Many U.S. enterprises have been wary of investing their operations in Shanghai because the cost of operating within the urban metropolis is significantly more expensive than other inland cities.
"Surely, the cost of doing business in China is high, but they are moving inland to less-expensive areas," AmCham Shanghai Chairman Robert A. Theleen said at a news briefing Tuesday as part of the group's Washington visit. "They are moving from places like Shanghai and Guangdong to these inland areas."
As a result, the U.S. has favored investing in Chinese inland cities, causing China to become more geographically fragmented from a business point of view, Mr. Theleen said.
U.S. business leaders in Shanghai are eagerly awaiting the opening of the Shanghai free-trade zone, which is being given a high priority by top officials in Beijing. New Chinese Premier Li Keqiang will attend the ceremony later this month and Bloomberg News recently reported the free-trade zone will contain special features to attract financial and service industries.
"Chinese investors see it as a bridge to American investment," Mr. Theleen said. "There has been a rise in the Chinese middle class, partly because China is currently the third largest export market for the U.S."
AmCham Shanghai, founded in 1915, now is the American Chamber of Commerce in the Asia-Pacific region. The 12-member delegation of the AmCham Shanghai chamber was in Washington as part of a three-day annual "door-knock" tour that encompasses a series of high-profile meetings on Capitol Hill.
"From the previous meetings we had at the Senate, we were very impressed," Mr. Theleen said. "The questions were very nuanced."
Despite the uneven pace of development in China's regions and the recent political transfer of power, foreign investment remains strong, U.S. business leaders said.
"There was no significant slowdown in foreign direct investment, except in 2011 and 2012, during the transition of the Chinese government," Mr. Theleen said. The U.S., he added, "was the only country in 2012 that increased its foreign direct investments."
The free-trade zone hopes to signal the start of a new U.S.-China economic reform before the new Chinese political leadership under Mr. Li and President Xi Jinping passes its own business reforms. With the zone's anticipated financial liberalization, other business sectors can take root.

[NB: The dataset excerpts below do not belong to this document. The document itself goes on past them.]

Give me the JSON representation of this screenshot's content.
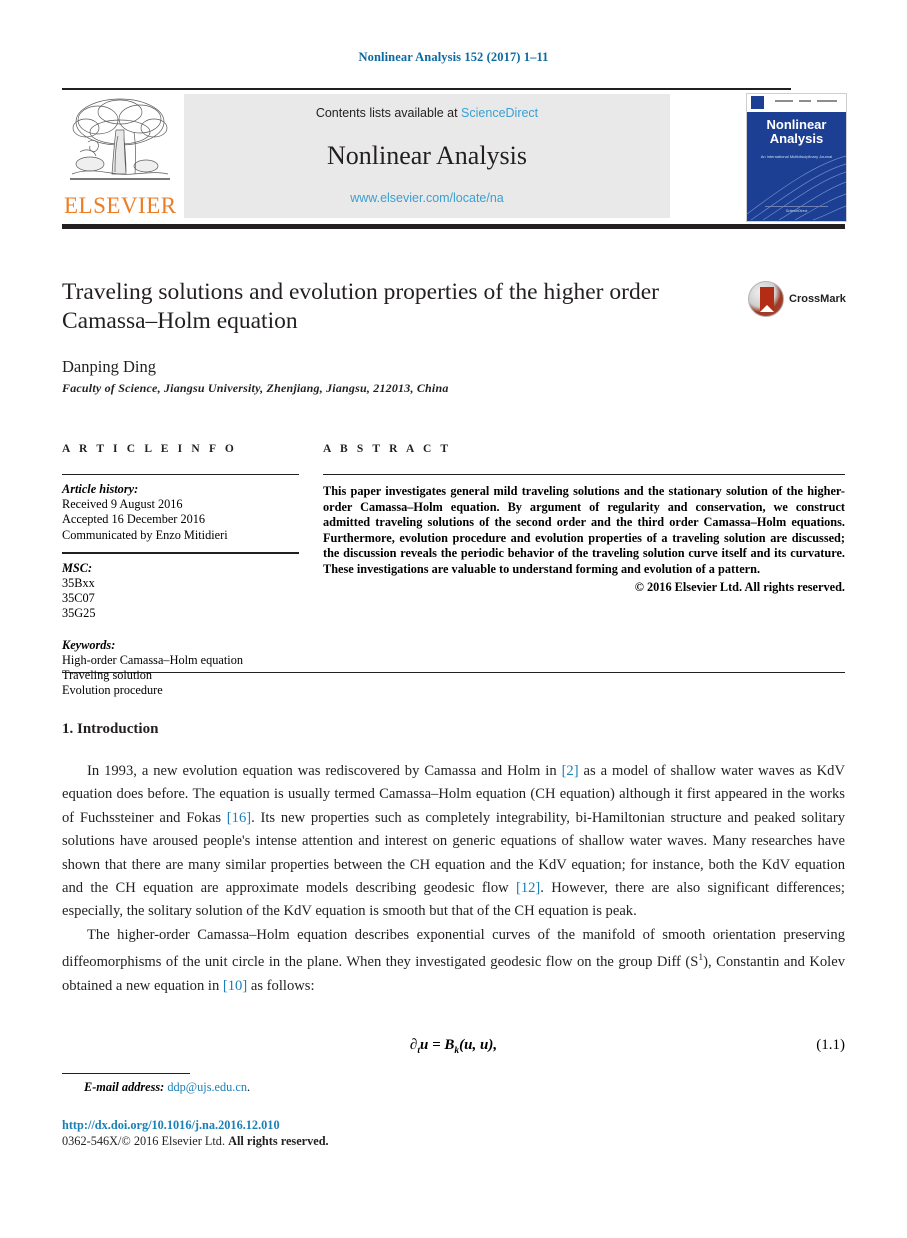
{
  "running_head": "Nonlinear Analysis 152 (2017) 1–11",
  "banner": {
    "publisher_name": "ELSEVIER",
    "publisher_logo_icon": "elsevier-tree-icon",
    "contents_prefix": "Contents lists available at ",
    "sciencedirect_link": "ScienceDirect",
    "journal_title": "Nonlinear Analysis",
    "journal_url": "www.elsevier.com/locate/na",
    "cover": {
      "title_line1": "Nonlinear",
      "title_line2": "Analysis",
      "subtitle_lines": "An International Multidisciplinary Journal",
      "footer_text": "ScienceDirect"
    }
  },
  "article": {
    "title": "Traveling solutions and evolution properties of the higher order Camassa–Holm equation",
    "crossmark_label": "CrossMark",
    "crossmark_icon": "crossmark-icon",
    "author": "Danping Ding",
    "affiliation": "Faculty of Science, Jiangsu University, Zhenjiang, Jiangsu, 212013, China"
  },
  "info": {
    "heading": "A R T I C L E   I N F O",
    "history_label": "Article history:",
    "history_lines": [
      "Received 9 August 2016",
      "Accepted 16 December 2016",
      "Communicated by Enzo Mitidieri"
    ],
    "msc_label": "MSC:",
    "msc_codes": [
      "35Bxx",
      "35C07",
      "35G25"
    ],
    "keywords_label": "Keywords:",
    "keywords": [
      "High-order Camassa–Holm equation",
      "Traveling solution",
      "Evolution procedure"
    ]
  },
  "abstract": {
    "heading": "A B S T R A C T",
    "body": "This paper investigates general mild traveling solutions and the stationary solution of the higher-order Camassa–Holm equation. By argument of regularity and conservation, we construct admitted traveling solutions of the second order and the third order Camassa–Holm equations. Furthermore, evolution procedure and evolution properties of a traveling solution are discussed; the discussion reveals the periodic behavior of the traveling solution curve itself and its curvature. These investigations are valuable to understand forming and evolution of a pattern.",
    "copyright": "© 2016 Elsevier Ltd. All rights reserved."
  },
  "body": {
    "section_heading": "1.  Introduction",
    "para1_a": "In 1993, a new evolution equation was rediscovered by Camassa and Holm in ",
    "para1_ref1": "[2]",
    "para1_b": " as a model of shallow water waves as KdV equation does before. The equation is usually termed Camassa–Holm equation (CH equation) although it first appeared in the works of Fuchssteiner and Fokas ",
    "para1_ref2": "[16]",
    "para1_c": ". Its new properties such as completely integrability, bi-Hamiltonian structure and peaked solitary solutions have aroused people's intense attention and interest on generic equations of shallow water waves. Many researches have shown that there are many similar properties between the CH equation and the KdV equation; for instance, both the KdV equation and the CH equation are approximate models describing geodesic flow ",
    "para1_ref3": "[12]",
    "para1_d": ". However, there are also significant differences; especially, the solitary solution of the KdV equation is smooth but that of the CH equation is peak.",
    "para2_a": "The higher-order Camassa–Holm equation describes exponential curves of the manifold of smooth orientation preserving diffeomorphisms of the unit circle in the plane. When they investigated geodesic flow on the group Diff (S",
    "para2_sup": "1",
    "para2_b": "), Constantin and Kolev obtained a new equation in ",
    "para2_ref": "[10]",
    "para2_c": " as follows:",
    "equation_lhs": "∂",
    "equation_lhs_sub": "t",
    "equation_body": "u = B",
    "equation_body_sub": "k",
    "equation_tail": "(u, u),",
    "equation_number": "(1.1)"
  },
  "footer": {
    "email_label": "E-mail address:",
    "email": "ddp@ujs.edu.cn",
    "email_suffix": ".",
    "doi": "http://dx.doi.org/10.1016/j.na.2016.12.010",
    "issn_prefix": "0362-546X/© 2016 Elsevier Ltd. ",
    "issn_suffix": "All rights reserved."
  },
  "colors": {
    "link_blue": "#1a7fb5",
    "banner_blue": "#3aa0d1",
    "elsevier_orange": "#ec7d24",
    "cover_blue": "#1d3f93",
    "crossmark_red": "#b32d16"
  }
}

"We will run a pilot program and, if it is successful, we will expand it," AmCham Shanghai President Kenneth Jarrett said. "The chances of success are greatest in China."
Despite the promising potential of a free-trade zone in Shanghai, the AmCham Shanghai delegation acknowledged possible risks, in particular the level of corruption. "Corruption is recognized," Mr. Theleen said. "However, brand value helps to alleviate this. U.S. companies will lose credibility if [brand value] is violated."